Density Matters: A Complexity Dichotomy of Deleting Edges to Bound Subgraph Density

Abstract

We study τ-Bounded-Density Edge Deletion (τ-BDED), where given an undirected graph G, the task is to remove as few edges as possible to obtain a graph G' where no subgraph of G' has density more than τ. The density of a (sub)graph is the number of edges divided by the number of vertices.
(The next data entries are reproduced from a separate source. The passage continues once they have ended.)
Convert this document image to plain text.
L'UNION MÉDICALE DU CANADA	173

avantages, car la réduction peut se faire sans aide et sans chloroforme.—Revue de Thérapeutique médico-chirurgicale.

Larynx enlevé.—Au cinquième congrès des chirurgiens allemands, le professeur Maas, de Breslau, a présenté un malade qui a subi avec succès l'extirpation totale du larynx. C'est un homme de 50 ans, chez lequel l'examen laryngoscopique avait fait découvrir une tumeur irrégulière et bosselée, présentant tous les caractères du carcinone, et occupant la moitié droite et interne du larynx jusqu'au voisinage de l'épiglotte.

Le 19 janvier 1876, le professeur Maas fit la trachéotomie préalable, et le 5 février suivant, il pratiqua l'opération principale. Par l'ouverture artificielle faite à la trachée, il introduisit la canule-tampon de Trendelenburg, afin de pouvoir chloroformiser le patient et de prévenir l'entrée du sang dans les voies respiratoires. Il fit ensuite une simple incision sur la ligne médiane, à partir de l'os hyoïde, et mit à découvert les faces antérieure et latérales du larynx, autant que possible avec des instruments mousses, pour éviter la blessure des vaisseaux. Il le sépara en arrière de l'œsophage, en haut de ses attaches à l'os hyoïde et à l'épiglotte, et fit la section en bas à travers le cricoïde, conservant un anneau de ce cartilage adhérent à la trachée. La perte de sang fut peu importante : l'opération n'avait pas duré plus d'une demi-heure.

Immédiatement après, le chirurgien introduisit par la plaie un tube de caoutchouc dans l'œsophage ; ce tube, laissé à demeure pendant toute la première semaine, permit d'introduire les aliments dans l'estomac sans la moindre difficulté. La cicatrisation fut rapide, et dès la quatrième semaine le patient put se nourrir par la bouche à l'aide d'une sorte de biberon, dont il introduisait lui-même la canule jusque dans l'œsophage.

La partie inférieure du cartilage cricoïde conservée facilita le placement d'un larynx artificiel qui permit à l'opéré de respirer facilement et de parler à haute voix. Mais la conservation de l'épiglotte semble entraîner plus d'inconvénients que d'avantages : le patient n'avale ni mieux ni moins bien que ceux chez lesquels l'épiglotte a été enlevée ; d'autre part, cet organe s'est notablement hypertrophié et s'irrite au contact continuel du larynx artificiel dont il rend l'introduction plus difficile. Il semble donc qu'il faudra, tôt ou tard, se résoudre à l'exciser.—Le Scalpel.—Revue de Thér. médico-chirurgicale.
This problem was recently introduced and shown to be NP-hard for τ ∈ \2/3, 3/4, 1 + 1/25\, but polynomial-time solvable for τ ∈ \0,1/2,1\ [Bazgan et al., JCSS 2025]. We provide a complete dichotomy with respect to the target density τ: 1. If 2τ ∈ N (half-integral target density) or τ < 2/3, then τ-BDED is polynomial-time solvable. 2. Otherwise, τ-BDED is NP-hard. We complement the NP-hardness with fixed-parameter tractability with respect to the treewidth of G. Moreover, for integral target density τ ∈ N, we show τ-BDED to be solvable in randomized O(m1 + o(1)) time. Our algorithmic results are based on a reduction to a new general flow problem on restricted networks that, depending on τ, can be solved via Maximum s-t-Flow or General Factors. We believe this connection between these variants of flow and matching to be of independent interest.